First, tracking some sort of metric like “individual velocity” is probably an excellent way to completely sabotage your project/product and it’s also a great way to kill your Agile adoption. A key concept in the Agile Manifesto principles, as well as in Scrum, is team work and “self-organizing” teams. Self organization is generally the ability for a team to create and execute their own plan of work(Sprint Backlog), as well as decide “How” to do their work. Whenever there is a single entity (individual on or off the team, department, etc) who strongly influences or makes unilateral decisions for how a team works, there is, by definition, no self organization. Tracking individual velocity, or any similar “individual incentive” (this can include raises, performance reviews, awards, etc) does not encourage team work at all. In his book, Agile Estimating and Planning, Mike Cohn says it this way:
“If I am forced to choose between finishing a story on my own and helping someone else, what incentive does measuring individual velocity give me? Individuals should be given every incentive possible to work as a team. If the team’s throughput is increased by my helping someone else, that’s what I should do. Team velocity matters; individual velocity doesn’t. It’s not even a metric of passing interest.”
Tracking actual effort expended is another really bad waterfall habit. Tracking estimates and actuals is just another example of where Common Project Management Metrics Doom IT Departments to Failure. Mike Cohn, an Agile and Scrum thought leader, and a former project manager himself, says this about tracking estimates and actuals:
“On a project, it is far more useful to know how much remains to be done rather than how much has been done. Further, tracking effort expended and comparing it with estimated effort can lead to ‘evaluation apprehension’ (Sanders 1984). When estimators are apprehensive about providing an estimate, the familiar ‘fight or flight’ instinct kicks in, and estimators rely more on instinct than on analytical thought (Jørgensen 2004).
Tracking effort expended in an effort to improve estimate accuracy is a very fine line. It can work (Lederer and Prasad 1998; Weinberg and Schulman 1974). However, the project manager or whoever is doing the tracking must be very careful to avoid putting significant evaluation pressure on the estimators, as doing so could result in estimates that are worse rather than better.
Additionally, keep in mind that variability is a part of every estimate. No matter how much effort is put into improving estimates, a team will never be able to estimate perfectly. Evidence of this is no further away than your morning commute to work. There is an inherent amount of variability in your commute regardless of how you travel, how far you must go, and where you live. If you drive to work, no amount of driving skill will eliminate this variability.”

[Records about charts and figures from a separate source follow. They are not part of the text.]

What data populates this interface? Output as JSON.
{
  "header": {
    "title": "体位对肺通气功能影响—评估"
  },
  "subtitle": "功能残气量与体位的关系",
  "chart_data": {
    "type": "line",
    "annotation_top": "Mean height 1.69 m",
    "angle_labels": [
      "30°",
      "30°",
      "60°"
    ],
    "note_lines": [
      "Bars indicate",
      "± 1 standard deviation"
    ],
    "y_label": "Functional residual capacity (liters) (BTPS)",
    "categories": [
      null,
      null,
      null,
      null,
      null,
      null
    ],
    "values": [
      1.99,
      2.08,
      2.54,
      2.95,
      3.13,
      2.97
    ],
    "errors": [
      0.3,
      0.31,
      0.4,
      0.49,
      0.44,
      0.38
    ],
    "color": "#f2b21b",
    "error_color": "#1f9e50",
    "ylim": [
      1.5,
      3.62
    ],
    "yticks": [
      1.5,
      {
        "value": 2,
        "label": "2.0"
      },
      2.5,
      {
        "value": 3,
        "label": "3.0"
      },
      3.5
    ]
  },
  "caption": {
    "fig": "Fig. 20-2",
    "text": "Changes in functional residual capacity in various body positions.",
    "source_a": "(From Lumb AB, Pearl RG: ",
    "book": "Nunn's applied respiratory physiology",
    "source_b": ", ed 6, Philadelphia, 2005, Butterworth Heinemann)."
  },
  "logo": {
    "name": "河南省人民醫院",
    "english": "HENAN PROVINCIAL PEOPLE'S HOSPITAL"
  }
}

In a later post on the ScrumDevelopment Yahoo Group, Mike summarizes it this way:
” I’d say you shouldn’t do it because it doesn’t add value commensurate with its cost. Don’t argue with your bosses that it ‘adds no value’ because
comparing what you originally thought a task would take with what it did take can help make you a better estimator.
But, it can be time-consuming to track actuals, especially for a full team where some on the team are probably already decent estimators.
Because Scrum already has solid mechanisms for monitoring whether all the work gets done in a sprint (high team commitment, daily burndown charts, daily scrum, and so on), Scrum does not have the same reliance on early and accurating estimating that a predictive or waterfall approach does.
So–the cost to gather actuals is the same in Scrum or waterfall. The benefit in Scrum is greatly reduced.”
So, be very careful when backsliding into old waterfall habits. It usually happens in small doses, which is why many Shu level adoptions don’t notice it, especially if they don’t have a skilled Scrum Coach or highly experienced Scrum Master around. The other thing to keep in mind is that, even if you do have someone skilled around, this old adage still applies: “You can lead a horse to water, but you can’t make ‘em drink.”